Grâce à cette nouvelle méthode, l'équipe de l'ETH Zurich a déjà pu déterminer comment les souris réagissent au stress et à certains médicaments dans le cadre d'expérimentations animales. Grâce à la magie des statistiques, même les différences les plus subtiles entre les animaux peuvent être identifiées. Par exemple, les chercheuses et chercheurs ont réussi à montrer que le stress aigu et le stress chronique modifient le comportement des souris de manière différente. Ces changements sont également liés à des mécanismes différents dans le cerveau.
La nouvelle approche accroît également la standardisation des tests, ce qui permet de mieux comparer les résultats d'une série d'expériences, même celles menées par différents groupes de recherche.

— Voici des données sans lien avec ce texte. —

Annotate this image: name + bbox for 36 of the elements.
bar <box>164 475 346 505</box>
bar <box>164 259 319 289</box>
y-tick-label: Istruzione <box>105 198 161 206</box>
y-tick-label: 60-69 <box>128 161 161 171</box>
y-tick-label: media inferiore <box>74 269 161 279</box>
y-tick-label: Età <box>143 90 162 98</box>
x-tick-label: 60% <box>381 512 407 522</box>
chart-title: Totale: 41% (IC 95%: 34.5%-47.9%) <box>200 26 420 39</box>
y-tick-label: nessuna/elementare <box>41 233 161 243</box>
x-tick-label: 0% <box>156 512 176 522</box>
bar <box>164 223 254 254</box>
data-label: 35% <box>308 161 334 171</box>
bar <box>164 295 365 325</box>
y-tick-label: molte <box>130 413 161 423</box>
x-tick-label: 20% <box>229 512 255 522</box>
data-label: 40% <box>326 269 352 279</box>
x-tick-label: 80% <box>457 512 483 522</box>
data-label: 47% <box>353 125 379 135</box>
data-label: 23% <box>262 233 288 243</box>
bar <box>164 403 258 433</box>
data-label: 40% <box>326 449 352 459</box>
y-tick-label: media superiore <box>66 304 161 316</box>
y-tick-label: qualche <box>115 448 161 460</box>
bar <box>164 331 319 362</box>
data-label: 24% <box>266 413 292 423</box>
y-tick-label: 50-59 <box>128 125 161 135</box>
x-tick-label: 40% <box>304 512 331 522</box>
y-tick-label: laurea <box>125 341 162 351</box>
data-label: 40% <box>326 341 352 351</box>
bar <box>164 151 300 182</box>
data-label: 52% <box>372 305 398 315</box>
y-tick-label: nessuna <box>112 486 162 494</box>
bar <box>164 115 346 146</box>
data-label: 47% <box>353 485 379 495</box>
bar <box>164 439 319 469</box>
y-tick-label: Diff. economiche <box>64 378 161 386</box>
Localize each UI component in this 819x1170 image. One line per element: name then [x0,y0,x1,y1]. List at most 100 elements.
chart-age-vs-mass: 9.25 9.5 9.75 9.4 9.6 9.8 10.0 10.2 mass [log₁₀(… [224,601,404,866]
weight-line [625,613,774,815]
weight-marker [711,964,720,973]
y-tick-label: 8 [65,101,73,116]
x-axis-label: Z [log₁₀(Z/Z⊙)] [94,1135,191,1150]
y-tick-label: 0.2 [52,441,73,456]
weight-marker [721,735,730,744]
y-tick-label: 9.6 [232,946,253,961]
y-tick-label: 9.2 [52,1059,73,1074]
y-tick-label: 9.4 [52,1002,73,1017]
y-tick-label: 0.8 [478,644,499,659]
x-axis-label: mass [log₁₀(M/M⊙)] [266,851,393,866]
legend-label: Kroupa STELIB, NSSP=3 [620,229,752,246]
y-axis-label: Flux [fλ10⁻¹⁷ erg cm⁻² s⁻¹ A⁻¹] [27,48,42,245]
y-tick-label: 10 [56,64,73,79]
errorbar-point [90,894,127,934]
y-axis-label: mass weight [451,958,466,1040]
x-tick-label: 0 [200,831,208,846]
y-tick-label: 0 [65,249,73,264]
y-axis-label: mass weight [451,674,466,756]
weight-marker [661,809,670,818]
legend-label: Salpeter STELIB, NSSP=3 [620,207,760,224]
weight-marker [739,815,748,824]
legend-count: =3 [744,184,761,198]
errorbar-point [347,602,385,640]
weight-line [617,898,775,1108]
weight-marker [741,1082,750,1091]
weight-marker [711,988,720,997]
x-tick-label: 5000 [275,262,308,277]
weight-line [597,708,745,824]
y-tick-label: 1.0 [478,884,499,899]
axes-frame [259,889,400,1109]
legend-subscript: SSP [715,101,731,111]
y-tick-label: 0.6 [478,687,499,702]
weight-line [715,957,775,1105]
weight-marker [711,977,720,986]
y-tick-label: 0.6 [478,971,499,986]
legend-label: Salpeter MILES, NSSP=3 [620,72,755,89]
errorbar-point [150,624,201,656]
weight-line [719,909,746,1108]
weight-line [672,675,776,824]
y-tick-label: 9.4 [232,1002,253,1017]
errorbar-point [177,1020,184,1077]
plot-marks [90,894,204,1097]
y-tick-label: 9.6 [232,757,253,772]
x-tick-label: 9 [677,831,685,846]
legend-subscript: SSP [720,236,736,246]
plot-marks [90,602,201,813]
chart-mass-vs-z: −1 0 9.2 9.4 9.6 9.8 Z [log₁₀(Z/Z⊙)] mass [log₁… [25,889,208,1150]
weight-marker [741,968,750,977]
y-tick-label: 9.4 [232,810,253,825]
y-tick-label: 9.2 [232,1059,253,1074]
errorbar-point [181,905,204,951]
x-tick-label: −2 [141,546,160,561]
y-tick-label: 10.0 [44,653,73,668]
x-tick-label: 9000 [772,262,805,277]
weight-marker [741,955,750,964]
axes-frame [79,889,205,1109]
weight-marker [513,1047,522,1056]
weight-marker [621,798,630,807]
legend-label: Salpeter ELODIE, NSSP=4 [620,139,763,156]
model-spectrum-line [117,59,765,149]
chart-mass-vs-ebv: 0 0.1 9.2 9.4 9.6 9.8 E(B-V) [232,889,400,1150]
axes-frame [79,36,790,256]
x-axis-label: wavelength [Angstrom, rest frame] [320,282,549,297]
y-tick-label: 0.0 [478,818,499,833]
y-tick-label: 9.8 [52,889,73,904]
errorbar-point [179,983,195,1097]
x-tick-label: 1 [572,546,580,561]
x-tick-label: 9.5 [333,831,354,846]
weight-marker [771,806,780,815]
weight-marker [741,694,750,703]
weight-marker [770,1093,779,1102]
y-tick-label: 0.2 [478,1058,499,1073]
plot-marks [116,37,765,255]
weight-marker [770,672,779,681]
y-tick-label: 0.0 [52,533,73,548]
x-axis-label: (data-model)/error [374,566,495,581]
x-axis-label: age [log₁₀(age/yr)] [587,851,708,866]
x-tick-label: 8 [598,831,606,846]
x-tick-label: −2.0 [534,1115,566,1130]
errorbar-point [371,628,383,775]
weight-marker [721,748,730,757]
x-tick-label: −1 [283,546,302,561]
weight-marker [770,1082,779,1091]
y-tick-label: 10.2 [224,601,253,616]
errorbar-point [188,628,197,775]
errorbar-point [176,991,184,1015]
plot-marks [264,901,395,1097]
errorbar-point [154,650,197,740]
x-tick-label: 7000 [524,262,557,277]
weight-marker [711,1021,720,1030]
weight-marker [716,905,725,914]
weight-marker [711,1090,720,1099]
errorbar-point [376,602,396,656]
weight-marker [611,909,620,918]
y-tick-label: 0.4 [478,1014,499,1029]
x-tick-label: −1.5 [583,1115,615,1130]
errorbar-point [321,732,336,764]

Promouvoir le bien-être des animaux dans la recherche
«Lorsque nous utilisons l'intelligence artificielle et l'apprentissage automatique pour l'analyse comportementale, nous contribuons à une recherche biomédicale plus éthique et plus efficace», déclare Johannes Bohacek. Lui et son équipe se penchent sur le thème de la recherche 3R depuis plusieurs années. Ils et elles ont créé le Hub 3R à l'ETH Zurich dans ce but. Le Hub vise à avoir une influence positive sur le bien-être des animaux dans la recherche biomédicale.
«La nouvelle méthode est le premier grand succès du Hub 3R de l'ETH Zurich. Et c'est une grande fierté.», déclare Oliver Sturman, directeur du Hub et co-auteur de cette étude. Le Hub 3R contribue maintenant à mettre la nouvelle méthode à la disposition d'autres scientifiques de l'ETH Zurich et d'ailleurs. «Les analyses comme les nôtres sont complexes et requièrent une grande expertise», explique Johannes Bohacek. «L'introduction de nouvelles approches 3R est souvent un obstacle majeur pour de nombreux laboratoires de recherche». C'est précisément l'idée qui sous-tend le Hub 3R : permettre la diffusion de ces approches par le biais d'un soutien pratique visant à améliorer le bien-être des animaux.